Elected January 29, the Queer Coalition’s 10-person Executive Board will help set the trajectory for this emergent organization during its first year as a faculty, staff, and graduate student affinity group at Illinois State University.

In addition to four officers—two co-presidents, a secretary, and a treasurer—the board also includes six members-at-large, four of whom represent specific employment classifications on campus. The Coalition grew out of the Triangle Association, the previous LGBTQIA+ faculty/staff affinity group on campus, and has also taken on many of the functions of the former LGBT/Queer Studies and Services Institute. Imagining, codifying, and electing a leadership body has been QC’s primary focus since its foundation in October 2020. In the intervening months, a team of volunteers met regularly to draft the Coalition Constitution and make it available for feedback from the membership. Elections were held in mid-January and the new board convened for the first time on February 4.

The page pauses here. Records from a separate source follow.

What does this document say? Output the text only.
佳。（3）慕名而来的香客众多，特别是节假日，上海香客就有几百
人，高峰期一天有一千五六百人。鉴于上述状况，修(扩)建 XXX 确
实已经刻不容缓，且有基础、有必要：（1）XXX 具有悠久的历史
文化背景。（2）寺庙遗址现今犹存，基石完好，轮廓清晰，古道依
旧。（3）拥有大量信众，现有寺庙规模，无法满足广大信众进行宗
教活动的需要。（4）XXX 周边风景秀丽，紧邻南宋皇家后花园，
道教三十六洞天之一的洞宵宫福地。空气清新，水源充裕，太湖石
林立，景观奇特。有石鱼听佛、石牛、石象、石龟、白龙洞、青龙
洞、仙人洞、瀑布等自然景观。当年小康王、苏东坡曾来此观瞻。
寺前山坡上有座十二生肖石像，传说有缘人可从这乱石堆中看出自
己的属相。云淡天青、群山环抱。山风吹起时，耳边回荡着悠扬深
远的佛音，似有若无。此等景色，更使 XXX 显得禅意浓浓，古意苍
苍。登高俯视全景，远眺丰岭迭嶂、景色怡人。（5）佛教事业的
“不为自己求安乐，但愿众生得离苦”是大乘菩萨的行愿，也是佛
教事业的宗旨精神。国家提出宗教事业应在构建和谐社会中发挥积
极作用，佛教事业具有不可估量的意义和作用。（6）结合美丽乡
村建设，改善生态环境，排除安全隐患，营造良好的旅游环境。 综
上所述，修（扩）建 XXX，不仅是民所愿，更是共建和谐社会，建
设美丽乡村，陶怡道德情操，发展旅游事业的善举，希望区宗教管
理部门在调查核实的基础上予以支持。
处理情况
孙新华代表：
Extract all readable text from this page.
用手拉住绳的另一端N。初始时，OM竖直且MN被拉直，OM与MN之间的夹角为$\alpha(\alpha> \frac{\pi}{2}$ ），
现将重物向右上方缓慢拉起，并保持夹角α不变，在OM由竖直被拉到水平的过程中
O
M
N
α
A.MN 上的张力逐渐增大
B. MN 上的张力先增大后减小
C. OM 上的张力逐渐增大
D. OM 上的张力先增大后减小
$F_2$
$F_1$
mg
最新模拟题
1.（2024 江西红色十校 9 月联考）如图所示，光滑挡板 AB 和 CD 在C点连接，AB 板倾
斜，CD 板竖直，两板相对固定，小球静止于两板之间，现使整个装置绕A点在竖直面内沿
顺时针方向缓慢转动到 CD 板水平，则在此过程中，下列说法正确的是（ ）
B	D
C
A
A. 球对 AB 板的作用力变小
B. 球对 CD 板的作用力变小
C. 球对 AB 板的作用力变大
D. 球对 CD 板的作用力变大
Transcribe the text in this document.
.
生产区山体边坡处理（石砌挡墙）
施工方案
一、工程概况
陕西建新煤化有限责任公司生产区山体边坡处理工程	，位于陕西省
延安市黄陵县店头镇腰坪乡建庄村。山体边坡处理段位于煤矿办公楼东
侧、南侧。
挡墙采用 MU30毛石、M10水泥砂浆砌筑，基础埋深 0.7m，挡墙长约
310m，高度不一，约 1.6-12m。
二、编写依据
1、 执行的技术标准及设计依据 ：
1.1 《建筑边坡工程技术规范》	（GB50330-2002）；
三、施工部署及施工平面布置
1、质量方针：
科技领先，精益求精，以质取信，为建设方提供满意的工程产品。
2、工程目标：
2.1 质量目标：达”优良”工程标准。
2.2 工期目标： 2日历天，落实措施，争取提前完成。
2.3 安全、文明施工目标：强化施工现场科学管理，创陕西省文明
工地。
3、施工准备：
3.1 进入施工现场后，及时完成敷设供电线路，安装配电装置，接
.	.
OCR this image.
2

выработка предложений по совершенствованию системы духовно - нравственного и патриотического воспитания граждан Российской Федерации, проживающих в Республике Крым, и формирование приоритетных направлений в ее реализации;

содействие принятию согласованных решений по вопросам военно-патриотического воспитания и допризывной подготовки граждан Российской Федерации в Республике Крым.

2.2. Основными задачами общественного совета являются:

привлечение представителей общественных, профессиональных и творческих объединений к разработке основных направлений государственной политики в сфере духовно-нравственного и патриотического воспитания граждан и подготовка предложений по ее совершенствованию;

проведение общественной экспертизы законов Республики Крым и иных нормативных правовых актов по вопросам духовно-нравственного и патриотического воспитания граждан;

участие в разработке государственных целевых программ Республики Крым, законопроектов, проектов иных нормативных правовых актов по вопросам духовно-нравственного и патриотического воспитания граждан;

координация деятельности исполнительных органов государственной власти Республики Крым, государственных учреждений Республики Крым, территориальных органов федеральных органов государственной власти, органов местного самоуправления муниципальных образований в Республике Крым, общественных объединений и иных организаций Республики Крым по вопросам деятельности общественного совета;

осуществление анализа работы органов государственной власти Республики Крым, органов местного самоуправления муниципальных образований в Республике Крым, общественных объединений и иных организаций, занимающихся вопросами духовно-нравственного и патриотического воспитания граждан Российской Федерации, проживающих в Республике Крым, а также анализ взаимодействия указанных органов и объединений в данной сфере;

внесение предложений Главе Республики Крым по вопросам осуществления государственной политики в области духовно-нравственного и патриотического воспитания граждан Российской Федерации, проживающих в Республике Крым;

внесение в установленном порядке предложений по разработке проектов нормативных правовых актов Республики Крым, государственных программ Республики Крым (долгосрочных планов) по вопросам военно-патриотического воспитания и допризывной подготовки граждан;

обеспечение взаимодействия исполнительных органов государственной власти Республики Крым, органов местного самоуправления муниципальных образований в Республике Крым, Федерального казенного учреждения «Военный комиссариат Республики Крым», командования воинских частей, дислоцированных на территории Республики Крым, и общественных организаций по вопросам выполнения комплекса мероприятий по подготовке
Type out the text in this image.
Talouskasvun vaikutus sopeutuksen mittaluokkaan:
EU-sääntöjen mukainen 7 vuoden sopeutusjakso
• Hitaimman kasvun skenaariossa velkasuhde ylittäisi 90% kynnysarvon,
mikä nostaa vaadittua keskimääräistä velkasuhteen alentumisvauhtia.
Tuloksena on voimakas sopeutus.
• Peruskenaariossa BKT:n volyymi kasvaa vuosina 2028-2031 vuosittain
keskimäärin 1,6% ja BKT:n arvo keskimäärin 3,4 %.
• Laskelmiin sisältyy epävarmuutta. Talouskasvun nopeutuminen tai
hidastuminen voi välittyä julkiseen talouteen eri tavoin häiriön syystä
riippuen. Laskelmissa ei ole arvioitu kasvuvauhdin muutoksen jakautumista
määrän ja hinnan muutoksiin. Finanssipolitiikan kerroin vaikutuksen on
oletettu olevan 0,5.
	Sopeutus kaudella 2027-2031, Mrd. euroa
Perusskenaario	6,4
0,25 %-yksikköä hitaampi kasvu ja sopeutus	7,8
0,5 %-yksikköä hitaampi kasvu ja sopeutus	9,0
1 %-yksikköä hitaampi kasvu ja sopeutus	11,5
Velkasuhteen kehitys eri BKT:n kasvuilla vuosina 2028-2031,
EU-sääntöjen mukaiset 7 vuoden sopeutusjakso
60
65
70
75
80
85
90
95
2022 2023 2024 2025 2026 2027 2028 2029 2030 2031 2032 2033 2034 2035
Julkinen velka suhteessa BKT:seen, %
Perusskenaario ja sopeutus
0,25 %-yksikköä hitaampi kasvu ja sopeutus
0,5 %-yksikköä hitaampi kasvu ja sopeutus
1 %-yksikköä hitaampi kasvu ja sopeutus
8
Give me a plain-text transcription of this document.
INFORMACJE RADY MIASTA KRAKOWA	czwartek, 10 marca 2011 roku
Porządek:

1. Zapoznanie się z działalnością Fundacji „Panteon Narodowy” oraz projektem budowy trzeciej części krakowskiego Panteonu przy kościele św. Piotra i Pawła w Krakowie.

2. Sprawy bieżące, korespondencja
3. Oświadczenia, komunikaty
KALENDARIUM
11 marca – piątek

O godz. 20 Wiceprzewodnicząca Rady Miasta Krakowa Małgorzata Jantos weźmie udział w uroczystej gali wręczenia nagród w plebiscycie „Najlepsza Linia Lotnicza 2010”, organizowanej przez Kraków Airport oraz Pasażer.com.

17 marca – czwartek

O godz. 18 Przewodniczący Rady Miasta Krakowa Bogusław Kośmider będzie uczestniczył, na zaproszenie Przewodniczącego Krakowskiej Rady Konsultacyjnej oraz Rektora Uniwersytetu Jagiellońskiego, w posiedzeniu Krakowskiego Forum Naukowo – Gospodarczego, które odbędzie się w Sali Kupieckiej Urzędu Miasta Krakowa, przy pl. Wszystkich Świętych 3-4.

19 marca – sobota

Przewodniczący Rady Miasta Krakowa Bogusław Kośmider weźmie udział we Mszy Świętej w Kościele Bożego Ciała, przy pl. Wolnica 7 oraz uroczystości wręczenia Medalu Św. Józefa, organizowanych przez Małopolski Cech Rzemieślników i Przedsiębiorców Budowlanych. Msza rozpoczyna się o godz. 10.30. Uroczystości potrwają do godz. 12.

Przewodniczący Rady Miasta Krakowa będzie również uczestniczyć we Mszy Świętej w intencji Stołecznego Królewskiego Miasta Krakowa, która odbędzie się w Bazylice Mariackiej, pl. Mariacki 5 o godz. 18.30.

During this inaugural meeting, board members underscored their commitment to “foreground[ing] the fact that all forms of oppression are interconnected and by so doing support and work toward racial justice,” as charged by the Constitution. Co-presidents Dr. Byron Craig and Dr. Gavin Weiser both emphasize the necessity of hitting the ground running when it comes to issues of intersectional diversity in and around the queer community.

The Queer Coalition’s new logo honors the work of the former Triangle Association while emphasizing the interconnectedness of gender, sexual, and a/romantic identities.

“I am extremely excited to work towards initiatives that will bring more inclusion and highlight the need for understanding the significance of difference, especially in Queer spaces, so that our voices can create collective change in a divisive public culture for students, staff, faculty, and the larger community,” Craig said.

In hir candidate statement, Dr. Weiser likewise expressed hir intention to “collaborate with the other affinity groups on campus (AsiaConnect, Association of Black Academic Employees (ABAE), and Organization of Latino/a Employees (OLE) to create a robust network to better support historically targeted groups and individuals.”

ISU faculty, staff, and graduate students, as well as retirees and community members, are all invited to become members of the Queer Coalition by filling out this form. Membership comes with no strings attached, and members can opt-in to being added to the QC listserv and/or Team in order to stay up-to-date on all that’s queer at ISU. The Coalition is also keeping the community informed through its Twitter account and Facebook page, both of which now sports a new logo courtesy of member-at-large Brienne Reid and secretary Karmine Beecroft. “The logo represents the Coalition’s desire to keep the concerns of the often-marginalized identities at the end of the LGBTQIA+ acronym front and center in our activism,” explains Beecroft, “and to recognize the fact that gender, sexual, and a/romantic identities are intrinsically intertwined.”

QC queries constituents

Queer Coalition members recently received invitations through the group listserv to fill out a survey gauging their interest in future programming and committee service. The Board urges all members to take this opportunity to make their wishes known. Committees under consideration run the gamut from Coalition Building to Research and Scholarship, while potential social events include Zoom Bingo, queer crafting workshops, or even a Dungeons & Dragons campaign. Fundraising is also on everybody’s minds as local landmarks like The Bistro and emergency resources such as the LGBTQ Student Support Fund have been hard hit by the pandemic. Ultimately, say the co-presidents, it’s up to the membership to tell us where they want to go from here.